By Brian Selznick
Ages 9-12 – 544 pages
Published in 2007 by Scholastic Press
Twelve year-old Hugo Cabret is an orphan who lives in the walls of a train station in Paris. Hugo spends his days fixing the clocks in the station and stealing food and mechanical parts to finish a project (a mechanical man) his father was working on before he died. Hugo knows that the mechanical man (an automaton) has a message from his father and he needs to fix the man in order to get the message. Hugo was good at fixing the clocks and being a thief until one day the grouchy old man, Georges Méliés, who owns a toy booth, caught Hugo stealing parts from him.
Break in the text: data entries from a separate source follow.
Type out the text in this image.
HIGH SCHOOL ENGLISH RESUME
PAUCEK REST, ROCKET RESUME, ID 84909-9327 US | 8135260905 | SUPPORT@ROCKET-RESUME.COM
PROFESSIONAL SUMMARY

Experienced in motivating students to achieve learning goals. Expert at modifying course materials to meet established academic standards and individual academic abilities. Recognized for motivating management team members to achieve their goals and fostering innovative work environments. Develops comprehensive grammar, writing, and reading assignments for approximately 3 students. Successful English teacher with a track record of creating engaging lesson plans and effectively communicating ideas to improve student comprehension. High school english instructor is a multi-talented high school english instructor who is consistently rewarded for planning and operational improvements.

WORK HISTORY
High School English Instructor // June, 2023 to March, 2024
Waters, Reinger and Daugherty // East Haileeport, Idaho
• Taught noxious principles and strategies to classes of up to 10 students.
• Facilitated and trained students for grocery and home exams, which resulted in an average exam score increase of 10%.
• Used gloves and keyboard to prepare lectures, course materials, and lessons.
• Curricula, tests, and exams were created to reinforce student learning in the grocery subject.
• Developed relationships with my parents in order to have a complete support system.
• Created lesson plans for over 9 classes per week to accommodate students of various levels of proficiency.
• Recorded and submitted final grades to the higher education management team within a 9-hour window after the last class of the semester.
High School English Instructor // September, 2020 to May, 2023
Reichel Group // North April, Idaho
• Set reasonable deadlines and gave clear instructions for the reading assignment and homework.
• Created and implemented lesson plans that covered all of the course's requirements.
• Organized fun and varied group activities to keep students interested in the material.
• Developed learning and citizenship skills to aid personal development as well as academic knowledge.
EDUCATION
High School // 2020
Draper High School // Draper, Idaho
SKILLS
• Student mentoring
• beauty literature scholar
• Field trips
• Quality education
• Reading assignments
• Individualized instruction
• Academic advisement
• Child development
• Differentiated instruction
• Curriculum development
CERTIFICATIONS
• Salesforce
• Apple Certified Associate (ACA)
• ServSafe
Georges took Hugo’s last present from his father, a notebook that was filled with drawings and plans for the automaton. Georges made Hugo work his toy booth to earn his notebook back. Hugo became friends with Georges god-daughter, Isabelle, and together they look for his notebook, discover who Georges really is and hatch a plan to remind the old man of his past.
I really liked this book! Don’t be scared of the 500+ pages in it, the book is really sort of a graphic novel. I loved the illustrations, especially how they tell part of the story! You have to see the illustrations to really get the idea of what I’m talking about…..SEE!
You learn a lot about the story just from the pictures. I bet kids who don’t really like to read would enjoy this book. Apart from the terrific pictures, the story is very exciting. Hugo is a great character. Even though he has a tough life, he keeps on going! The book won the 2008 Caldecott Medal and is going to be made into a movie called “Hugo” that comes out November 23, 2011. I really hope the movie can come close to the book!